The story may be apocryphal. I've never been able to document it. A candidate had purchased an hour of television time the night before the election. It was the very cheapest airtime he could get, near the end of the broadcast day. The election was close and both candidates were almost out of money. He figured if he could use that one big hour to persuade just a few voters, it might tip the balance to him. One big hour in a last minute push.
Shortly before his ad was to air, he found out his opponent had bought the five minutes of broadcast time just before his big hour. His campaign thought that was pretty funny. Five minutes for his opponent, followed by his entire hour hammering the other fellow.
The candidate and his staff gathered around their television to watch the opponent's five minutes, to be followed by their own hour. The opponent's time came on. A voice said "thank you for watching tonight." Then a flag was shown flying as the national anthem was played. The remaining four minutes was static and snow. The simulated end of the broadcast day reduced viewers to about zero. Nobody watched the big hour long political message.
Okay. Probably never happened.
But TPM's Muckraker guides us to a local story in a Gannett publication with a similar ending. Less creative, it seems to me, more brute force. But just as effective. And this one actually did happen. Really.
A heavily moneyed incumbent was invited by a local television station to debate his challenger. The incumbent didn't see any reason to give his opponent an equal platform, so he declined. The station taped the debate without him. It was a classic Clint Eastwood empty chair kind of deal. The challenger was interviewed in a debate format, with the empty chair reminding the television audience that the incumbent had decided not to face his opposition directly.
That made the incumbent pretty sore. He contacted the station in person and really let them have it. He told them he would stop running ads with the television station, and that his "level of cooperation in the future" with the station "could be affected". The station obediently withdrew from hosting the segment.
The incumbent is Congressional Representative Richard Hanna, a Republican from the Utica, NY, area. The television station, WUTR-TV Channel 20, is managed by Stephen Merren. Merren sent a very frank email message to a staff member of the Democratic opponent, Dan Lamb.
“We are going to have to back out of this taping on Friday and deal with our relationship with Congressman Hanna on our own,” Merren said in his Wednesday e-mail, which described Hanna as “angry.”
It has been more than three and a half decades since the Supreme Court, in Buckley v. Valeo, decided that money is the same as speech. You can't limit free speech, but the court did allow for some campaign limits. It's independent expenditures by individuals that were let loose. You can't keep those individuals with lots and lots of money from essentially buying the only megaphone in town. Conservatives have since been appointed to the Court who feel the decision didn't go far enough. Justice Antonin Scalia is the main voice on the court for eliminating even the thin sort of what now passes for regulation.

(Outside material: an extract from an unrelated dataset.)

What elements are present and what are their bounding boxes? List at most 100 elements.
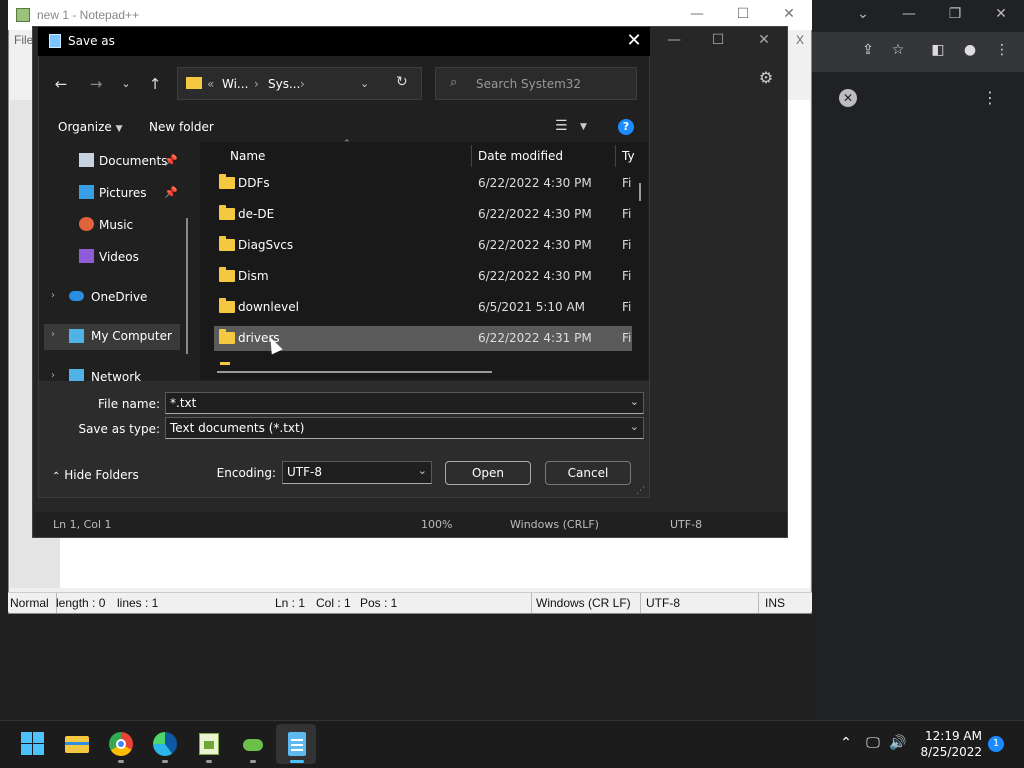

One unanticipated effect of the philosophy of money-is-speech turns out to have been pretty much inevitable. Those with enough money can not only buy up all the microphones, they can buy enough duct tape to gag dissenting voices. They can do this through intimidation. At least they can if a newspaper decides, as corporations can be expected to decide, that profits come ahead, way ahead, of freedom of the press.
The announcement by email to the Democrat was honest, at least. The station needed to protect the relationship with the incumbent member of Congress. Station Manager Stephen Merren explained the announcement this way. He had sent the email to the Democratic staffer by accident. He didn't intend to let anyone know the station had been threatened. That part was supposed to have been kept secret. Oops. Sorry about that.
You see, money is speech. And the principle is that we have to protect free speech. Even if the free speech that is money pretty much crushes the free speech that is actually speech.